Dívida sobe em toda a linha, mas mais na Madeira
O ano da pandemia também foi marcado, é óbvio, pela subida do peso da dívida pública nos vários PIB considerados.
A resposta à pandemia requereu recursos avultados e isso reflete-se na herança do endividamento.
Aqui, a situação degradou-se mais, em termos relativos (peso no PIB), na Madeira, que já tinha um histórico muito negativo nas contas regionais desde o tempo da troika.
O programa de resgate obrigou ao reconhecimento de inúmeras e avultadas dívidas e prejuízos públicos por parte do governo regional, na altura liderado por Alberto João Jardim. Assim, a dívida da RAM atingiu um pico de 112,9% do PIB regional em 2015.
"Em 16 de setembro de 2011, o INE e o Banco de Portugal comunicaram que a RAM tinha procedido a vários Acordos de Regularização de Dívidas entre 2008 e 2011 respeitantes a despesas realizadas em anos anteriores e não reportadas às autoridades estatísticas, o que suscitou uma correção à despesa e dívida da RAM", recorda o CFP. As subidas foram significativas.
Mas desde 2015 que a dívida da autonomia madeirense tem vindo a descer, fixando-se em 91% em 2019, um dos valores mais baixos dos últimos anos.
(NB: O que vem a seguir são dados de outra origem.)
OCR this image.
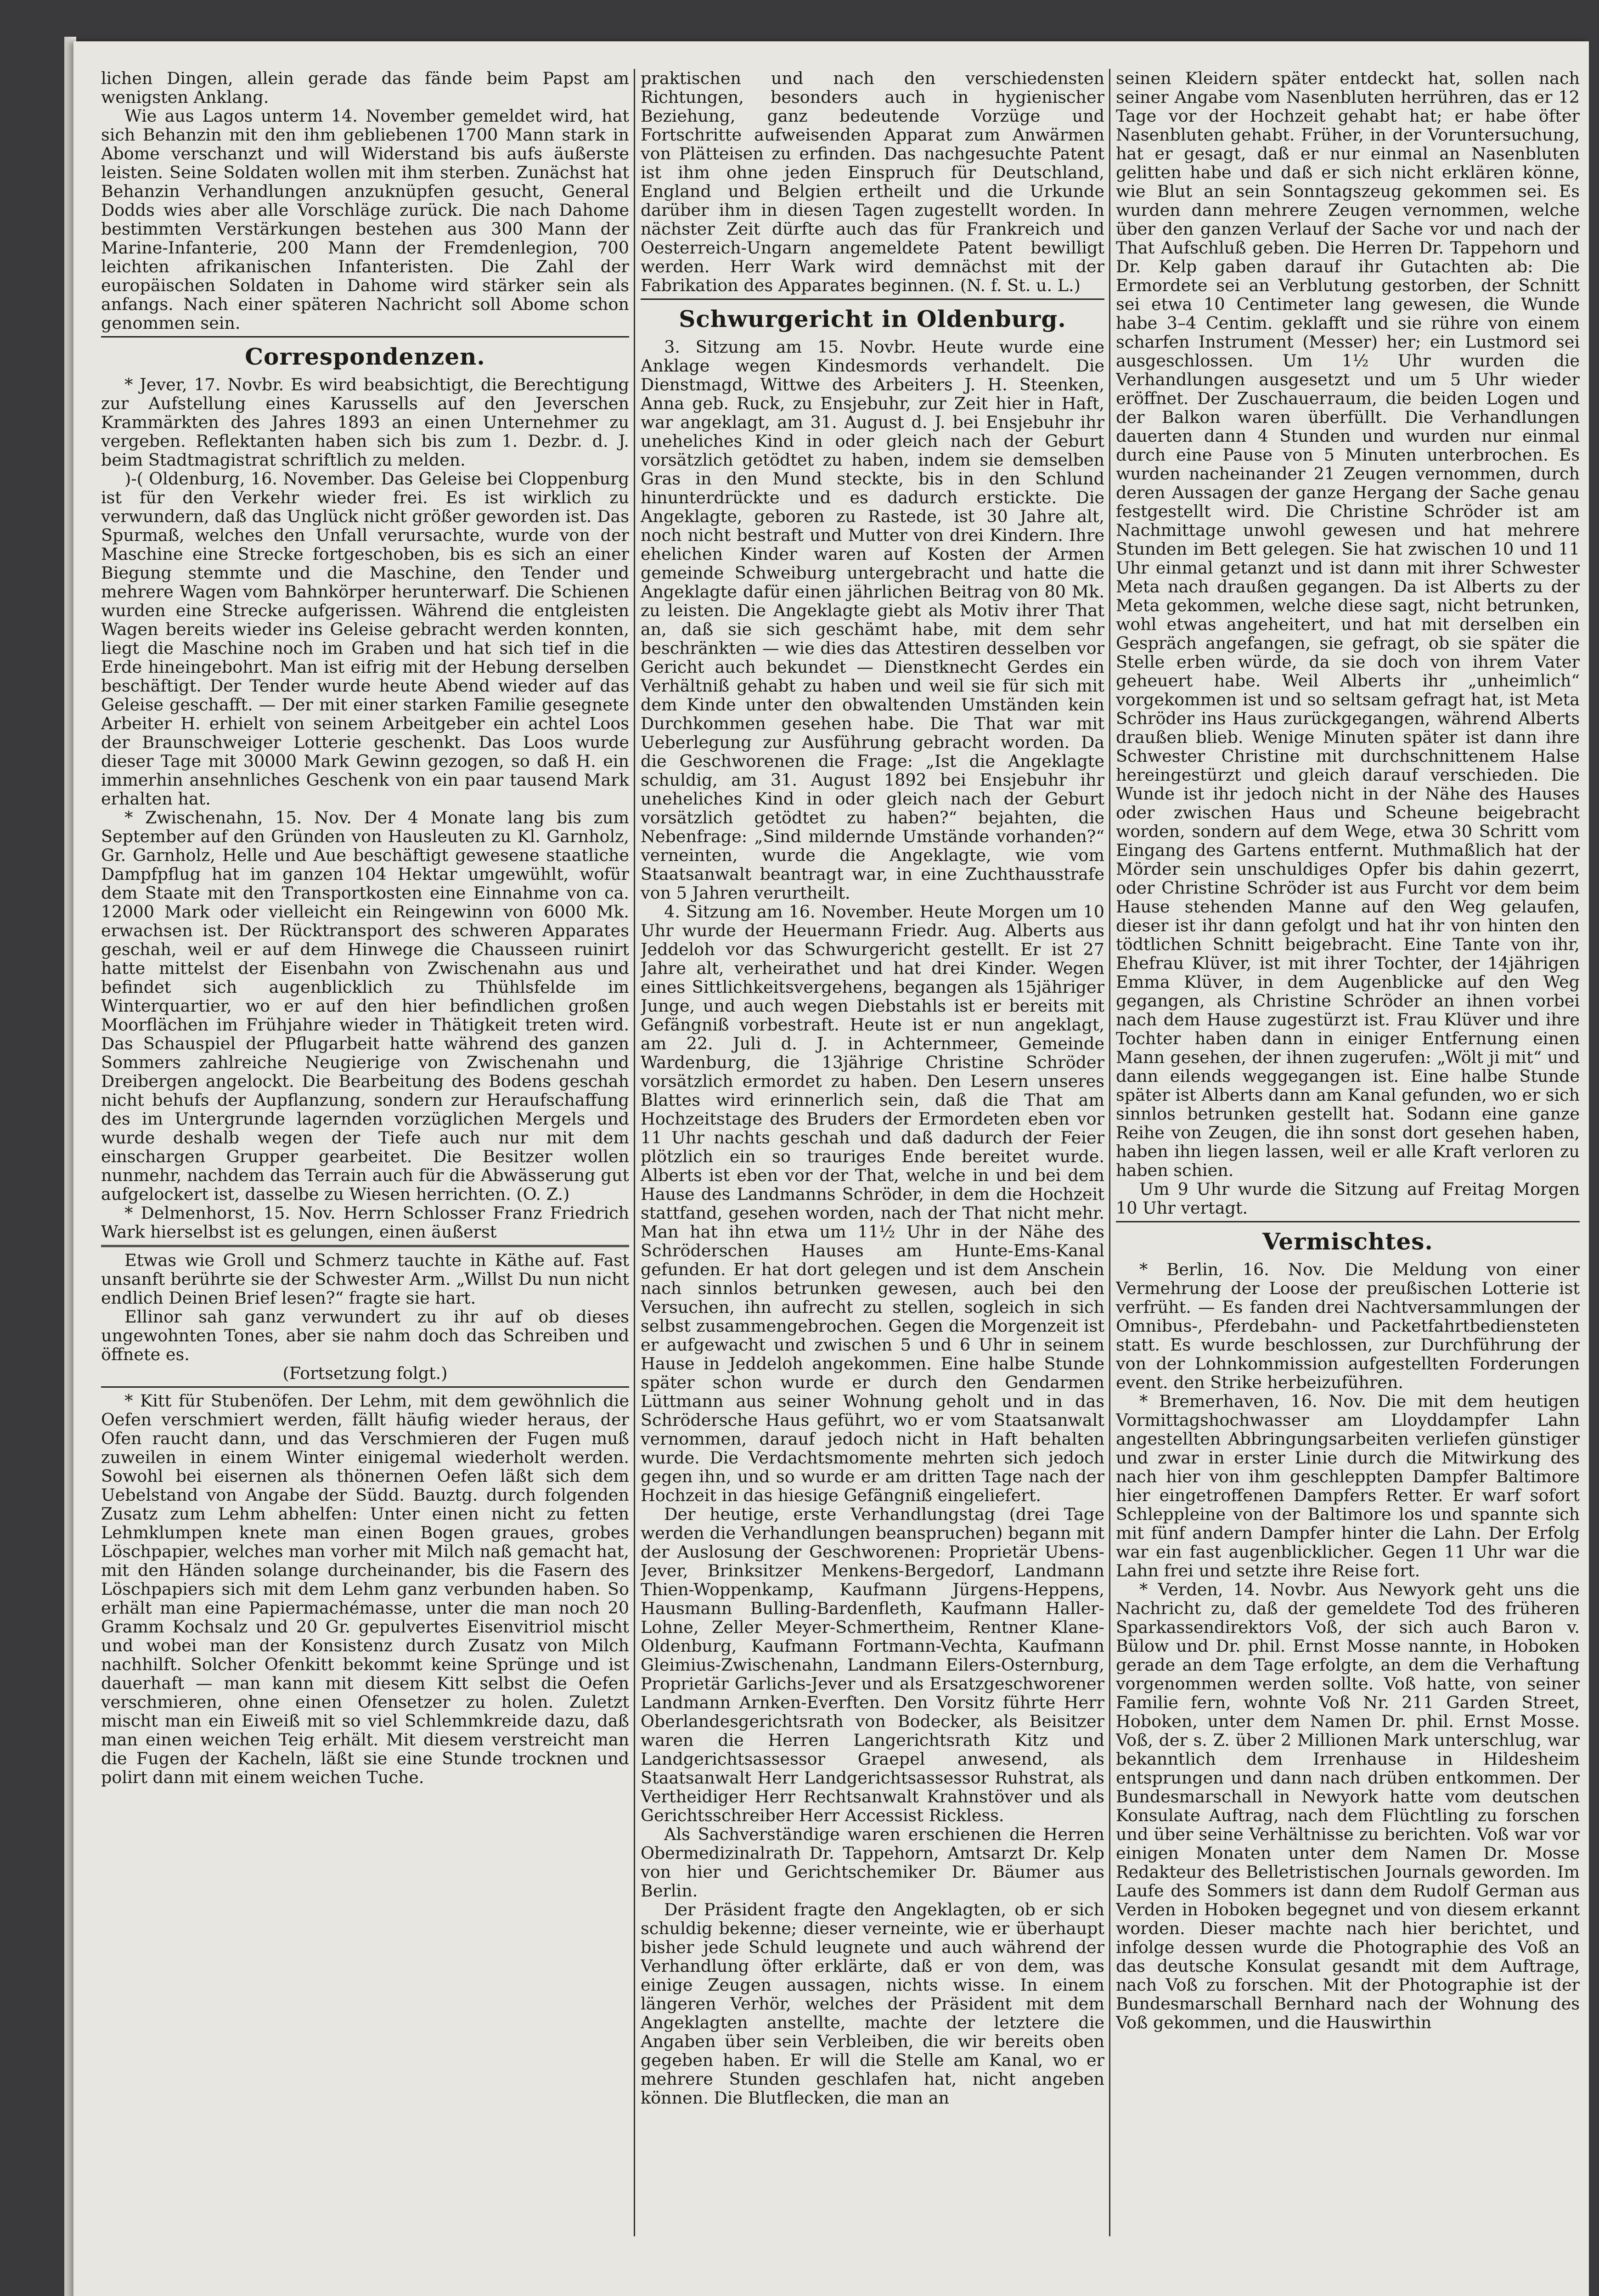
lichen Dingen, allein gerade das fände beim Papst am wenigsten Anklang.

Wie aus Lagos unterm 14. November gemeldet wird, hat sich Behanzin mit den ihm gebliebenen 1700 Mann stark in Abome verschanzt und will Widerstand bis aufs äußerste leisten. Seine Soldaten wollen mit ihm sterben. Zunächst hat Behanzin Verhandlungen anzuknüpfen gesucht, General Dodds wies aber alle Vorschläge zurück. Die nach Dahome bestimmten Verstärkungen bestehen aus 300 Mann der Marine-Infanterie, 200 Mann der Fremdenlegion, 700 leichten afrikanischen Infanteristen. Die Zahl der europäischen Soldaten in Dahome wird stärker sein als anfangs. Nach einer späteren Nachricht soll Abome schon genommen sein.

Correspondenzen.

* Jever, 17. Novbr. Es wird beabsichtigt, die Berechtigung zur Aufstellung eines Karussells auf den Jeverschen Krammärkten des Jahres 1893 an einen Unternehmer zu vergeben. Reflektanten haben sich bis zum 1. Dezbr. d. J. beim Stadtmagistrat schriftlich zu melden.

)-( Oldenburg, 16. November. Das Geleise bei Cloppenburg ist für den Verkehr wieder frei. Es ist wirklich zu verwundern, daß das Unglück nicht größer geworden ist. Das Spurmaß, welches den Unfall verursachte, wurde von der Maschine eine Strecke fortgeschoben, bis es sich an einer Biegung stemmte und die Maschine, den Tender und mehrere Wagen vom Bahnkörper herunterwarf. Die Schienen wurden eine Strecke aufgerissen. Während die entgleisten Wagen bereits wieder ins Geleise gebracht werden konnten, liegt die Maschine noch im Graben und hat sich tief in die Erde hineingebohrt. Man ist eifrig mit der Hebung derselben beschäftigt. Der Tender wurde heute Abend wieder auf das Geleise geschafft. — Der mit einer starken Familie gesegnete Arbeiter H. erhielt von seinem Arbeitgeber ein achtel Loos der Braunschweiger Lotterie geschenkt. Das Loos wurde dieser Tage mit 30000 Mark Gewinn gezogen, so daß H. ein immerhin ansehnliches Geschenk von ein paar tausend Mark erhalten hat.

* Zwischenahn, 15. Nov. Der 4 Monate lang bis zum September auf den Gründen von Hausleuten zu Kl. Garnholz, Gr. Garnholz, Helle und Aue beschäftigt gewesene staatliche Dampfpflug hat im ganzen 104 Hektar umgewühlt, wofür dem Staate mit den Transportkosten eine Einnahme von ca. 12000 Mark oder vielleicht ein Reingewinn von 6000 Mk. erwachsen ist. Der Rücktransport des schweren Apparates geschah, weil er auf dem Hinwege die Chausseen ruinirt hatte mittelst der Eisenbahn von Zwischenahn aus und befindet sich augenblicklich zu Thühlsfelde im Winterquartier, wo er auf den hier befindlichen großen Moorflächen im Frühjahre wieder in Thätigkeit treten wird. Das Schauspiel der Pflugarbeit hatte während des ganzen Sommers zahlreiche Neugierige von Zwischenahn und Dreibergen angelockt. Die Bearbeitung des Bodens geschah nicht behufs der Aupflanzung, sondern zur Heraufschaffung des im Untergrunde lagernden vorzüglichen Mergels und wurde deshalb wegen der Tiefe auch nur mit dem einschargen Grupper gearbeitet. Die Besitzer wollen nunmehr, nachdem das Terrain auch für die Abwässerung gut aufgelockert ist, dasselbe zu Wiesen herrichten. (O. Z.)

* Delmenhorst, 15. Nov. Herrn Schlosser Franz Friedrich Wark hierselbst ist es gelungen, einen äußerst

Etwas wie Groll und Schmerz tauchte in Käthe auf. Fast unsanft berührte sie der Schwester Arm. „Willst Du nun nicht endlich Deinen Brief lesen?“ fragte sie hart.

Ellinor sah ganz verwundert zu ihr auf ob dieses ungewohnten Tones, aber sie nahm doch das Schreiben und öffnete es.

(Fortsetzung folgt.)

* Kitt für Stubenöfen. Der Lehm, mit dem gewöhnlich die Oefen verschmiert werden, fällt häufig wieder heraus, der Ofen raucht dann, und das Verschmieren der Fugen muß zuweilen in einem Winter einigemal wiederholt werden. Sowohl bei eisernen als thönernen Oefen läßt sich dem Uebelstand von Angabe der Südd. Bauztg. durch folgenden Zusatz zum Lehm abhelfen: Unter einen nicht zu fetten Lehmklumpen knete man einen Bogen graues, grobes Löschpapier, welches man vorher mit Milch naß gemacht hat, mit den Händen solange durcheinander, bis die Fasern des Löschpapiers sich mit dem Lehm ganz verbunden haben. So erhält man eine Papiermachémasse, unter die man noch 20 Gramm Kochsalz und 20 Gr. gepulvertes Eisenvitriol mischt und wobei man der Konsistenz durch Zusatz von Milch nachhilft. Solcher Ofenkitt bekommt keine Sprünge und ist dauerhaft — man kann mit diesem Kitt selbst die Oefen verschmieren, ohne einen Ofensetzer zu holen. Zuletzt mischt man ein Eiweiß mit so viel Schlemmkreide dazu, daß man einen weichen Teig erhält. Mit diesem verstreicht man die Fugen der Kacheln, läßt sie eine Stunde trocknen und polirt dann mit einem weichen Tuche.

praktischen und nach den verschiedensten Richtungen, besonders auch in hygienischer Beziehung, ganz bedeutende Vorzüge und Fortschritte aufweisenden Apparat zum Anwärmen von Plätteisen zu erfinden. Das nachgesuchte Patent ist ihm ohne jeden Einspruch für Deutschland, England und Belgien ertheilt und die Urkunde darüber ihm in diesen Tagen zugestellt worden. In nächster Zeit dürfte auch das für Frankreich und Oesterreich-Ungarn angemeldete Patent bewilligt werden. Herr Wark wird demnächst mit der Fabrikation des Apparates beginnen. (N. f. St. u. L.)

Schwurgericht in Oldenburg.

3. Sitzung am 15. Novbr. Heute wurde eine Anklage wegen Kindesmords verhandelt. Die Dienstmagd, Wittwe des Arbeiters J. H. Steenken, Anna geb. Ruck, zu Ensjebuhr, zur Zeit hier in Haft, war angeklagt, am 31. August d. J. bei Ensjebuhr ihr uneheliches Kind in oder gleich nach der Geburt vorsätzlich getödtet zu haben, indem sie demselben Gras in den Mund steckte, bis in den Schlund hinunterdrückte und es dadurch erstickte. Die Angeklagte, geboren zu Rastede, ist 30 Jahre alt, noch nicht bestraft und Mutter von drei Kindern. Ihre ehelichen Kinder waren auf Kosten der Armen gemeinde Schweiburg untergebracht und hatte die Angeklagte dafür einen jährlichen Beitrag von 80 Mk. zu leisten. Die Angeklagte giebt als Motiv ihrer That an, daß sie sich geschämt habe, mit dem sehr beschränkten — wie dies das Attestiren desselben vor Gericht auch bekundet — Dienstknecht Gerdes ein Verhältniß gehabt zu haben und weil sie für sich mit dem Kinde unter den obwaltenden Umständen kein Durchkommen gesehen habe. Die That war mit Ueberlegung zur Ausführung gebracht worden. Da die Geschworenen die Frage: „Ist die Angeklagte schuldig, am 31. August 1892 bei Ensjebuhr ihr uneheliches Kind in oder gleich nach der Geburt vorsätzlich getödtet zu haben?“ bejahten, die Nebenfrage: „Sind mildernde Umstände vorhanden?“ verneinten, wurde die Angeklagte, wie vom Staatsanwalt beantragt war, in eine Zuchthausstrafe von 5 Jahren verurtheilt.

4. Sitzung am 16. November. Heute Morgen um 10 Uhr wurde der Heuermann Friedr. Aug. Alberts aus Jeddeloh vor das Schwurgericht gestellt. Er ist 27 Jahre alt, verheirathet und hat drei Kinder. Wegen eines Sittlichkeitsvergehens, begangen als 15jähriger Junge, und auch wegen Diebstahls ist er bereits mit Gefängniß vorbestraft. Heute ist er nun angeklagt, am 22. Juli d. J. in Achternmeer, Gemeinde Wardenburg, die 13jährige Christine Schröder vorsätzlich ermordet zu haben. Den Lesern unseres Blattes wird erinnerlich sein, daß die That am Hochzeitstage des Bruders der Ermordeten eben vor 11 Uhr nachts geschah und daß dadurch der Feier plötzlich ein so trauriges Ende bereitet wurde. Alberts ist eben vor der That, welche in und bei dem Hause des Landmanns Schröder, in dem die Hochzeit stattfand, gesehen worden, nach der That nicht mehr. Man hat ihn etwa um 11½ Uhr in der Nähe des Schröderschen Hauses am Hunte-Ems-Kanal gefunden. Er hat dort gelegen und ist dem Anschein nach sinnlos betrunken gewesen, auch bei den Versuchen, ihn aufrecht zu stellen, sogleich in sich selbst zusammengebrochen. Gegen die Morgenzeit ist er aufgewacht und zwischen 5 und 6 Uhr in seinem Hause in Jeddeloh angekommen. Eine halbe Stunde später schon wurde er durch den Gendarmen Lüttmann aus seiner Wohnung geholt und in das Schrödersche Haus geführt, wo er vom Staatsanwalt vernommen, darauf jedoch nicht in Haft behalten wurde. Die Verdachtsmomente mehrten sich jedoch gegen ihn, und so wurde er am dritten Tage nach der Hochzeit in das hiesige Gefängniß eingeliefert.

Der heutige, erste Verhandlungstag (drei Tage werden die Verhandlungen beanspruchen) begann mit der Auslosung der Geschworenen: Proprietär Ubens-Jever, Brinksitzer Menkens-Bergedorf, Landmann Thien-Woppenkamp, Kaufmann Jürgens-Heppens, Hausmann Bulling-Bardenfleth, Kaufmann Haller-Lohne, Zeller Meyer-Schmertheim, Rentner Klane-Oldenburg, Kaufmann Fortmann-Vechta, Kaufmann Gleimius-Zwischenahn, Landmann Eilers-Osternburg, Proprietär Garlichs-Jever und als Ersatzgeschworener Landmann Arnken-Everften. Den Vorsitz führte Herr Oberlandesgerichtsrath von Bodecker, als Beisitzer waren die Herren Langerichtsrath Kitz und Landgerichtsassessor Graepel anwesend, als Staatsanwalt Herr Landgerichtsassessor Ruhstrat, als Vertheidiger Herr Rechtsanwalt Krahnstöver und als Gerichtsschreiber Herr Accessist Rickless.

Als Sachverständige waren erschienen die Herren Obermedizinalrath Dr. Tappehorn, Amtsarzt Dr. Kelp von hier und Gerichtschemiker Dr. Bäumer aus Berlin.

Der Präsident fragte den Angeklagten, ob er sich schuldig bekenne; dieser verneinte, wie er überhaupt bisher jede Schuld leugnete und auch während der Verhandlung öfter erklärte, daß er von dem, was einige Zeugen aussagen, nichts wisse. In einem längeren Verhör, welches der Präsident mit dem Angeklagten anstellte, machte der letztere die Angaben über sein Verbleiben, die wir bereits oben gegeben haben. Er will die Stelle am Kanal, wo er mehrere Stunden geschlafen hat, nicht angeben können. Die Blutflecken, die man an

seinen Kleidern später entdeckt hat, sollen nach seiner Angabe vom Nasenbluten herrühren, das er 12 Tage vor der Hochzeit gehabt hat; er habe öfter Nasenbluten gehabt. Früher, in der Voruntersuchung, hat er gesagt, daß er nur einmal an Nasenbluten gelitten habe und daß er sich nicht erklären könne, wie Blut an sein Sonntagszeug gekommen sei. Es wurden dann mehrere Zeugen vernommen, welche über den ganzen Verlauf der Sache vor und nach der That Aufschluß geben. Die Herren Dr. Tappehorn und Dr. Kelp gaben darauf ihr Gutachten ab: Die Ermordete sei an Verblutung gestorben, der Schnitt sei etwa 10 Centimeter lang gewesen, die Wunde habe 3–4 Centim. geklafft und sie rühre von einem scharfen Instrument (Messer) her; ein Lustmord sei ausgeschlossen. Um 1½ Uhr wurden die Verhandlungen ausgesetzt und um 5 Uhr wieder eröffnet. Der Zuschauerraum, die beiden Logen und der Balkon waren überfüllt. Die Verhandlungen dauerten dann 4 Stunden und wurden nur einmal durch eine Pause von 5 Minuten unterbrochen. Es wurden nacheinander 21 Zeugen vernommen, durch deren Aussagen der ganze Hergang der Sache genau festgestellt wird. Die Christine Schröder ist am Nachmittage unwohl gewesen und hat mehrere Stunden im Bett gelegen. Sie hat zwischen 10 und 11 Uhr einmal getanzt und ist dann mit ihrer Schwester Meta nach draußen gegangen. Da ist Alberts zu der Meta gekommen, welche diese sagt, nicht betrunken, wohl etwas angeheitert, und hat mit derselben ein Gespräch angefangen, sie gefragt, ob sie später die Stelle erben würde, da sie doch von ihrem Vater geheuert habe. Weil Alberts ihr „unheimlich“ vorgekommen ist und so seltsam gefragt hat, ist Meta Schröder ins Haus zurückgegangen, während Alberts draußen blieb. Wenige Minuten später ist dann ihre Schwester Christine mit durchschnittenem Halse hereingestürzt und gleich darauf verschieden. Die Wunde ist ihr jedoch nicht in der Nähe des Hauses oder zwischen Haus und Scheune beigebracht worden, sondern auf dem Wege, etwa 30 Schritt vom Eingang des Gartens entfernt. Muthmaßlich hat der Mörder sein unschuldiges Opfer bis dahin gezerrt, oder Christine Schröder ist aus Furcht vor dem beim Hause stehenden Manne auf den Weg gelaufen, dieser ist ihr dann gefolgt und hat ihr von hinten den tödtlichen Schnitt beigebracht. Eine Tante von ihr, Ehefrau Klüver, ist mit ihrer Tochter, der 14jährigen Emma Klüver, in dem Augenblicke auf den Weg gegangen, als Christine Schröder an ihnen vorbei nach dem Hause zugestürzt ist. Frau Klüver und ihre Tochter haben dann in einiger Entfernung einen Mann gesehen, der ihnen zugerufen: „Wölt ji mit“ und dann eilends weggegangen ist. Eine halbe Stunde später ist Alberts dann am Kanal gefunden, wo er sich sinnlos betrunken gestellt hat. Sodann eine ganze Reihe von Zeugen, die ihn sonst dort gesehen haben, haben ihn liegen lassen, weil er alle Kraft verloren zu haben schien.

Um 9 Uhr wurde die Sitzung auf Freitag Morgen 10 Uhr vertagt.

Vermischtes.

* Berlin, 16. Nov. Die Meldung von einer Vermehrung der Loose der preußischen Lotterie ist verfrüht. — Es fanden drei Nachtversammlungen der Omnibus-, Pferdebahn- und Packetfahrtbediensteten statt. Es wurde beschlossen, zur Durchführung der von der Lohnkommission aufgestellten Forderungen event. den Strike herbeizuführen.

* Bremerhaven, 16. Nov. Die mit dem heutigen Vormittagshochwasser am Lloyddampfer Lahn angestellten Abbringungsarbeiten verliefen günstiger und zwar in erster Linie durch die Mitwirkung des nach hier von ihm geschleppten Dampfer Baltimore hier eingetroffenen Dampfers Retter. Er warf sofort Schleppleine von der Baltimore los und spannte sich mit fünf andern Dampfer hinter die Lahn. Der Erfolg war ein fast augenblicklicher. Gegen 11 Uhr war die Lahn frei und setzte ihre Reise fort.

* Verden, 14. Novbr. Aus Newyork geht uns die Nachricht zu, daß der gemeldete Tod des früheren Sparkassendirektors Voß, der sich auch Baron v. Bülow und Dr. phil. Ernst Mosse nannte, in Hoboken gerade an dem Tage erfolgte, an dem die Verhaftung vorgenommen werden sollte. Voß hatte, von seiner Familie fern, wohnte Voß Nr. 211 Garden Street, Hoboken, unter dem Namen Dr. phil. Ernst Mosse. Voß, der s. Z. über 2 Millionen Mark unterschlug, war bekanntlich dem Irrenhause in Hildesheim entsprungen und dann nach drüben entkommen. Der Bundesmarschall in Newyork hatte vom deutschen Konsulate Auftrag, nach dem Flüchtling zu forschen und über seine Verhältnisse zu berichten. Voß war vor einigen Monaten unter dem Namen Dr. Mosse Redakteur des Belletristischen Journals geworden. Im Laufe des Sommers ist dann dem Rudolf German aus Verden in Hoboken begegnet und von diesem erkannt worden. Dieser machte nach hier berichtet, und infolge dessen wurde die Photographie des Voß an das deutsche Konsulat gesandt mit dem Auftrage, nach Voß zu forschen. Mit der Photographie ist der Bundesmarschall Bernhard nach der Wohnung des Voß gekommen, und die Hauswirthin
Com a pandemia, o rácio voltou a dar um salto, para 114,5% em 2020, indica o Conselho das Finanças.
Entre 2019 e 2020, o endividamento bruto da Madeira (também medido em contas nacionais) aumentou o equivalente a 23,5% do seu PIB.
Proporcionalmente, é muito mais do que a subida de 16,8% do PIB ao nível da República (que acabou 2020 com uma dívida de 133,6% do PIB, segundo as novas contas do CFP).